Universities compete for the out-of-state and foreign students that pay their bills, they are not trivially replaceable. And if you exclude Chinese students from the replacement pool, it's even smaller.
200 were enrolled this fall. The article says elsewhere that "Of the over 45,000 students enrolled at campus, 5,196 are of Asian ethnicity", though it's not clear how many of them are from China.
Keep in mind that 7.2% of the total population of the United States identifies as Asian ethnicity. There's no reason to expect that most of Purdue's Asian students are from China.
I found a Purdue pdf that states international students comprised of 20% of Purdue's student body in 2019. "China ranks first (3250) in total enrollment while India (2156) is second." Source: https://www.purdue.edu/IPPU/ISS/_Documents/EnrollmentReport/...
Public universities make their tuition money on the out-of-state and foreign students, so your denominator here is an order of magnitude too big.

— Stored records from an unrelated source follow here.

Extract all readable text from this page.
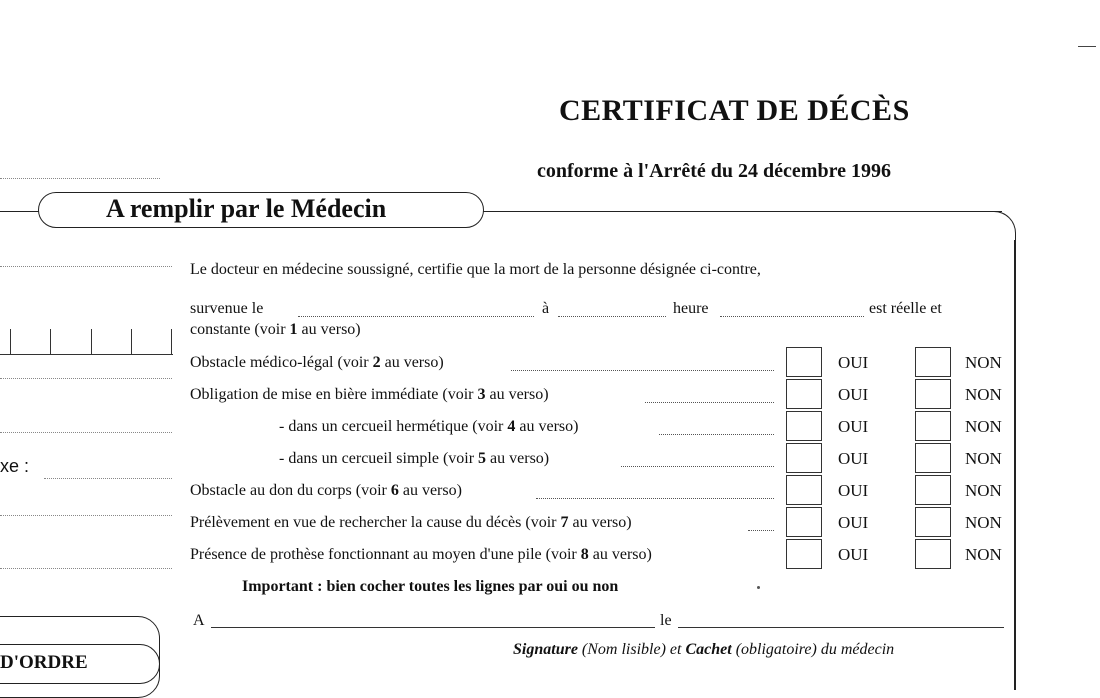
CERTIFICAT DE DÉCÈS
conforme à l'Arrêté du 24 décembre 1996
xe :
D'ORDRE
A remplir par le Médecin
Le docteur en médecine soussigné, certifie que la mort de la personne désignée ci-contre,
survenue le	à	heure	est réelle et
constante (voir 1 au verso)
Obstacle médico-légal (voir 2 au verso)	OUI	NON
Obligation de mise en bière immédiate (voir 3 au verso)	OUI	NON
- dans un cercueil hermétique (voir 4 au verso)	OUI	NON
- dans un cercueil simple (voir 5 au verso)	OUI	NON
Obstacle au don du corps (voir 6 au verso)	OUI	NON
Prélèvement en vue de rechercher la cause du décès (voir 7 au verso)	OUI	NON
Présence de prothèse fonctionnant au moyen d'une pile (voir 8 au verso)	OUI	NON
Important : bien cocher toutes les lignes par oui ou non
A	le
Signature (Nom lisible) et Cachet (obligatoire) du médecin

Every marginal out-of-state or foreign student lost, is one or more in-state students whose tuition cannot be subsidized.
Please respond to my points. Prices are discovered on the margin, so losing a significant chunk of the students that pay full tuition, could certainly destabilize the market and cause challenges for university administrators.
Ok, say Purdue eats the acquisition cost to replace the 200 students. Those new students now need to be replaced by whatever school they would have otherwise attended, they have to come from somewhere. There exists some tipping point at which the system could unravel, maybe not 200 students but some number of students.
Acquisition cost is zero at this point - there are wait lists and no shortage of talented people from other countries that would love to go to Purdue or any other comparable school. They can also easily pull from the out of state basket. Also, you have to account for financial repercussions if they do nothing.
> There exists some tipping point at which the system could unravel, maybe not 200 students but some number of students.
Perhaps, but again 200 students is inconsequential to Purdue as I stated. They have the ability to replace instantly and they have a > $2.5 billion endowment.
The system would unravel due to overextension of loans and people deciding it's not worth it to take the debt on that they have been doing. That's the unravel risk. And it would hit the low tier schools anyway.
What Purdue or others with similar challenges cannot do, is nothing. Not everyone gives a shit about appeasing China. Maybe LeBron, the NBA and some other organizations care because it has been all about the $ for them. But things are changing. Women's Tennis is standing up. Biden making a statement regarding Olympics. Not many examples out there but they're becoming more frequent.